Le secteur de la défense en Europe cherche à être plus efficace

  • Les dépenses militaires dans l'Union européenne ont certes atteint cette année un chiffre record à près de 270 milliards d'euros, mais celles concernant la recherche dans le domaine militaire sont en baisse
  • Les alliés européens de l'Ukraine ne cessent de réaffirmer leur soutien à ce pays en guerre contre la Russie, mais rechignent pour certains à débourser davantage

BRUXELLES: Des industriels de la défense, militaires et responsables politiques de l'UE ont fait le point jeudi à Bruxelles sur ce qu'il manque encore à l'Europe pour être efficace sur les champs de bataille, principalement en Ukraine.

Financements, capacité de travailler ensemble, interopérabilité des armées, adaptabilité, recherche et développement, autant de sujets sur lesquels l'Europe a encore du chemin à faire, ont constaté les participants à la conférence annuelle de l'Agence européenne de Défense (EDA), agence de l'UE pour les questions de défense.

Les dépenses militaires dans l'Union européenne ont certes atteint cette année un chiffre record à près de 270 milliards d'euros, mais celles concernant la recherche dans le domaine militaire sont en baisse.

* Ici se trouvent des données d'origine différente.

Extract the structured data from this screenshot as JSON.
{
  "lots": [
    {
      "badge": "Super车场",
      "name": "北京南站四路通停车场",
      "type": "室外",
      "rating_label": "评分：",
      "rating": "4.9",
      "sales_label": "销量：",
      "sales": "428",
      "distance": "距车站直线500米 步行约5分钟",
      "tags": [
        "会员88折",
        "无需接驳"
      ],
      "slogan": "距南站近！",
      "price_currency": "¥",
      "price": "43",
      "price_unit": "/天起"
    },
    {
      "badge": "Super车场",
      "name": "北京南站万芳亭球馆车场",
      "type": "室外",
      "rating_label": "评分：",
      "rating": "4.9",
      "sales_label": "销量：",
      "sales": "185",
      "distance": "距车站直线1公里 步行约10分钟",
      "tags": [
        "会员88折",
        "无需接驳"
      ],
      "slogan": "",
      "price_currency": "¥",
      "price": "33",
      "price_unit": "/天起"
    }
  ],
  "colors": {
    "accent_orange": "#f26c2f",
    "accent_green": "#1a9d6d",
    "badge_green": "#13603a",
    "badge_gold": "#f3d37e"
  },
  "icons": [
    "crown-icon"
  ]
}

Et surtout, "nous continuons à être à la traîne par rapport à d'autres acteurs" dans ce domaine, a souligné le patron de la diplomatie européenne Josep Borrell, qui préside également l'EDA.

La Russie a prévu d'augmenter ses dépenses militaires de 67% en 2024, à quelque 30% de son PIB, quand celles des 27 représentent en moyenne 1,5%, loin de l'objectif de 2% fixé par l'Otan pour ses membres, dont 22 sont aussi des pays de l'UE. En comparaison, les Etats-Unis sont à 3,5%, a souligné M. Borrell.

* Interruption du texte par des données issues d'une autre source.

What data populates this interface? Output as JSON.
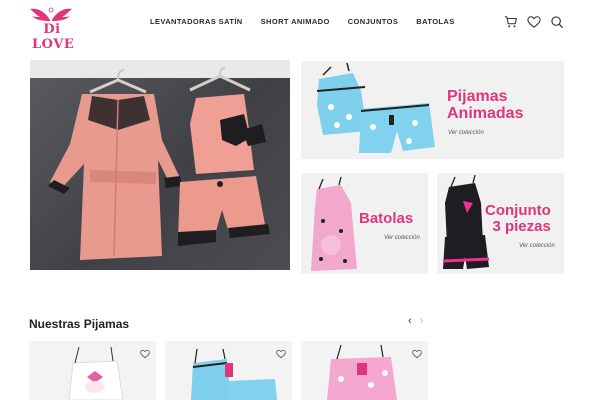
{
  "brand": {
    "logo_text": "Di LOVE",
    "accent_color": "#e0357a"
  },
  "nav": {
    "items": [
      {
        "label": "LEVANTADORAS SATÍN"
      },
      {
        "label": "SHORT ANIMADO"
      },
      {
        "label": "CONJUNTOS"
      },
      {
        "label": "BATOLAS"
      }
    ]
  },
  "header_icons": [
    "cart-icon",
    "heart-icon",
    "search-icon"
  ],
  "categories": [
    {
      "title_line1": "Pijamas",
      "title_line2": "Animadas",
      "cta": "Ver colección"
    },
    {
      "title_line1": "Batolas",
      "cta": "Ver colección"
    },
    {
      "title_line1": "Conjunto",
      "title_line2": "3 piezas",
      "cta": "Ver colección"
    }
  ],
  "products_section": {
    "title": "Nuestras Pijamas",
    "prev_icon": "chevron-left-icon",
    "next_icon": "chevron-right-icon"
  }
}
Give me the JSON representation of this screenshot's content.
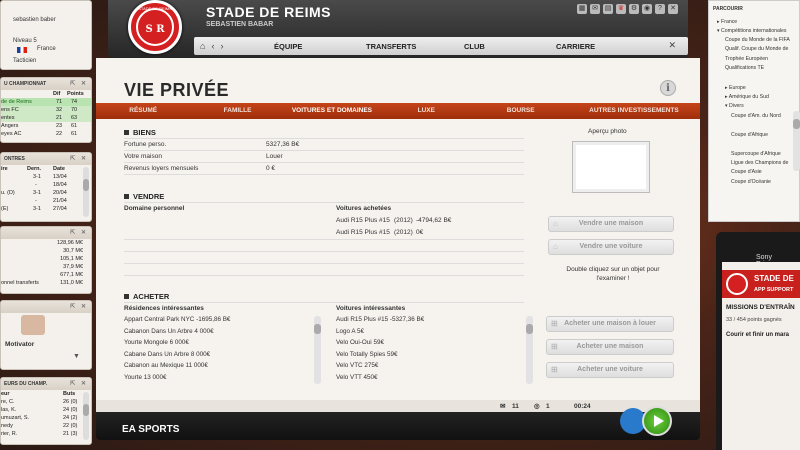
{
  "club": {
    "name": "STADE DE REIMS",
    "manager": "SEBASTIEN BABAR",
    "crest_text": "S R",
    "crest_caption": "STADE DE REIMS"
  },
  "nav": {
    "items": [
      "ÉQUIPE",
      "TRANSFERTS",
      "CLUB",
      "CARRIERE"
    ]
  },
  "page": {
    "title": "VIE PRIVÉE",
    "info": "i"
  },
  "tabs": [
    "RÉSUMÉ",
    "FAMILLE",
    "VOITURES ET DOMAINES",
    "LUXE",
    "BOURSE",
    "AUTRES INVESTISSEMENTS"
  ],
  "biens": {
    "title": "BIENS",
    "rows": [
      {
        "label": "Fortune perso.",
        "value": "5327,36 B€"
      },
      {
        "label": "Votre maison",
        "value": "Louer"
      },
      {
        "label": "Revenus loyers mensuels",
        "value": "0 €"
      }
    ]
  },
  "photo": {
    "label": "Aperçu photo"
  },
  "vendre": {
    "title": "VENDRE",
    "domaine_label": "Domaine personnel",
    "voitures_label": "Voitures achetées",
    "voitures": [
      {
        "name": "Audi R15 Plus #15",
        "year": "(2012)",
        "price": "-4794,62 B€"
      },
      {
        "name": "Audi R15 Plus #15",
        "year": "(2012)",
        "price": "0€"
      }
    ],
    "btn_maison": "Vendre une maison",
    "btn_voiture": "Vendre une voiture",
    "hint": "Double cliquez sur un objet pour l'examiner !"
  },
  "acheter": {
    "title": "ACHETER",
    "res_label": "Résidences intéressantes",
    "residences": [
      "Appart Central Park NYC  -1695,86 B€",
      "Cabanon Dans Un Arbre  4 000€",
      "Yourte Mongole  6 000€",
      "Cabane Dans Un Arbre  8 000€",
      "Cabanon au Mexique  11 000€",
      "Yourte  13 000€"
    ],
    "voit_label": "Voitures intéressantes",
    "voitures": [
      "Audi R15 Plus #15  -5327,36 B€",
      "Logo A  5€",
      "Velo Oui-Oui  59€",
      "Velo Totally Spies  59€",
      "Velo VTC  275€",
      "Velo VTT  450€"
    ],
    "btn_louer": "Acheter une maison à louer",
    "btn_maison": "Acheter une maison",
    "btn_voiture": "Acheter une voiture"
  },
  "statusbar": {
    "mail": "11",
    "support": "1",
    "time": "00:24"
  },
  "footer": {
    "brand": "EA SPORTS"
  },
  "left": {
    "profile": {
      "name": "sebastien baber",
      "level": "Niveau 5",
      "country": "France",
      "role": "Tacticien"
    },
    "championnat": {
      "header": "U CHAMPIONNAT",
      "cols": [
        "Dif",
        "Points"
      ],
      "rows": [
        [
          "de de Reims",
          "71",
          "74"
        ],
        [
          "ens FC",
          "32",
          "70"
        ],
        [
          "entes",
          "21",
          "63"
        ],
        [
          "Angers",
          "23",
          "61"
        ],
        [
          "eyes AC",
          "22",
          "61"
        ]
      ]
    },
    "rencontres": {
      "header": "ONTRES",
      "cols": [
        "ire",
        "Dern.",
        "Date"
      ],
      "rows": [
        [
          "",
          "3-1",
          "13/04"
        ],
        [
          "",
          "-",
          "18/04"
        ],
        [
          "u. (D)",
          "3-1",
          "20/04"
        ],
        [
          "",
          "-",
          "21/04"
        ],
        [
          "(E)",
          "3-1",
          "27/04"
        ]
      ]
    },
    "finances": {
      "rows": [
        "128,96 M€",
        "30,7 M€",
        "105,1 M€",
        "37,9 M€",
        "677,1 M€"
      ],
      "last_label": "onnel transferts",
      "last_value": "131,0 M€"
    },
    "moral": {
      "label": "Motivator"
    },
    "buteurs": {
      "header": "EURS DU CHAMP.",
      "cols": [
        "eur",
        "Buts"
      ],
      "rows": [
        [
          "re, C.",
          "26 (0)"
        ],
        [
          "las, K.",
          "24 (0)"
        ],
        [
          "umuzart, S.",
          "24 (2)"
        ],
        [
          "nedy",
          "22 (0)"
        ],
        [
          "rier, R.",
          "21 (3)"
        ]
      ]
    }
  },
  "right": {
    "title": "PARCOURIR",
    "items": [
      "France",
      "Compétitions internationales",
      "Coupe du Monde de la FIFA",
      "Qualif. Coupe du Monde de",
      "Trophée Européen",
      "Qualifications TE",
      "Europe",
      "Amérique du Sud",
      "Divers",
      "Coupe d'Am. du Nord",
      "Coupe d'Afrique",
      "Supercoupe d'Afrique",
      "Ligue des Champions de",
      "Coupe d'Asie",
      "Coupe d'Océanie"
    ]
  },
  "phone": {
    "brand": "Sony Ericsson",
    "club": "STADE DE",
    "sub": "APP SUPPORT",
    "missions": "MISSIONS D'ENTRAÎN",
    "points": "33 / 454 points gagnés",
    "task": "Courir et finir un mara"
  }
}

Les alliés européens de l'Ukraine ne cessent de réaffirmer leur soutien à ce pays en guerre contre la Russie, mais rechignent pour certains à débourser davantage.

Le président du Conseil européen Charles Michel a suggéré jeudi d'avoir recours à des emprunts européens consacrés à la défense. Mais l'endettement de l'UE est un sujet tabou pour plusieurs Etats membres, à commencer par l'Allemagne.

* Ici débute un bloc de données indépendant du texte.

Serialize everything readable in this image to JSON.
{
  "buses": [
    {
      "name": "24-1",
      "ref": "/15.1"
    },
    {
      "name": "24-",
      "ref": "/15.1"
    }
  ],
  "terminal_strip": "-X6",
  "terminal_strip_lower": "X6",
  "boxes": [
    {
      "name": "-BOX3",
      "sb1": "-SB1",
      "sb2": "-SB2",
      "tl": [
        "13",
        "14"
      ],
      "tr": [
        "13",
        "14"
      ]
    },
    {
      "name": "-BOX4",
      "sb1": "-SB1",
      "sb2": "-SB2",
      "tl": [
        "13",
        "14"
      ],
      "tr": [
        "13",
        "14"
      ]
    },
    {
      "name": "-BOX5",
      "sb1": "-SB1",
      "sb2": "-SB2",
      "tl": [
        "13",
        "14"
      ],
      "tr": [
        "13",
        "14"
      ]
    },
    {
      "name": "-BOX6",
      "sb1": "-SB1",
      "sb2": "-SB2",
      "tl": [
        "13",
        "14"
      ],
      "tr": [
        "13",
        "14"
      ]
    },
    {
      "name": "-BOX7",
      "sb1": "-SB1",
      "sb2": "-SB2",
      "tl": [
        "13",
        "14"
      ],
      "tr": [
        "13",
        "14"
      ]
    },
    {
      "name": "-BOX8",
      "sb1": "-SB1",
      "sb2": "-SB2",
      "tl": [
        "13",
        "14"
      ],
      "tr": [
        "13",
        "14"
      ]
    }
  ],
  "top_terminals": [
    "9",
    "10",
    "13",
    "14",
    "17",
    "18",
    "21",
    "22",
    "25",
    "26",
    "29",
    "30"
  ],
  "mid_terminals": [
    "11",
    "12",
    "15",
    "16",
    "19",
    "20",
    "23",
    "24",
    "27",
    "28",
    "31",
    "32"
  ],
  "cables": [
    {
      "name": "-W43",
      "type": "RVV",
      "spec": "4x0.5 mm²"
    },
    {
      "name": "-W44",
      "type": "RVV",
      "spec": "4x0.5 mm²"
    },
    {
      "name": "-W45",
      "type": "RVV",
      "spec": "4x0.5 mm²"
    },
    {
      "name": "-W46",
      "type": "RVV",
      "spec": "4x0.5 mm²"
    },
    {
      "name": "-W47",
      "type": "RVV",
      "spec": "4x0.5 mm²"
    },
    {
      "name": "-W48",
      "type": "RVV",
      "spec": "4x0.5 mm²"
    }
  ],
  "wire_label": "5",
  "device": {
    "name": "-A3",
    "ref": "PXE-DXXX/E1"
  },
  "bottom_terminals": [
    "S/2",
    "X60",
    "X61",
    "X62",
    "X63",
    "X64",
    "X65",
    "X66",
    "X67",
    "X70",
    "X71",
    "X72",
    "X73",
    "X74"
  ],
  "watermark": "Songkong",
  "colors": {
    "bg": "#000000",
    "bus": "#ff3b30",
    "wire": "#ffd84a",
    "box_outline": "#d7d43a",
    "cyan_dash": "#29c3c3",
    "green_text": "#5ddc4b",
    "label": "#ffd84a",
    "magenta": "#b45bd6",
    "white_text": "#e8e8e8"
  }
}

Près de 60 milliards d'euros ont pourtant été consacrés aux investissements dans le secteur de la défense en Europe l'an dernier, selon l'EDA.

Avec ces "60 milliards d'euros par an, nous pouvons faire de grandes choses", a assuré M. Michel. Encore faut-il que ces dépenses soient efficaces, particulièrement en Ukraine.

Problème sur le terrain 

Or, l'interopérabilité de ces armements est un vrai problème sur le terrain. "Il y a beaucoup trop de systèmes d'armement différents en Europe", a déploré la présidente de la Commission européenne Ursula von der Leyen, jeudi devant l'EDA.

Elle a pris l'exemple du canon de type Howitzer, utilisé par la brigade germano-néerlandaise, mais dont les obus ne sont pas interchangeables entre les artilleurs de ces deux pays.

"Nos forces armées en Ukraine utilisent plus de 200 systèmes différents d'armement", déplorait la semaine dernière à Bruxelles l'ambassadrice ukrainienne auprès de l'Otan, Nataliia Galibarenko.

Les industriels de l'armement réclament aussi de la visibilité.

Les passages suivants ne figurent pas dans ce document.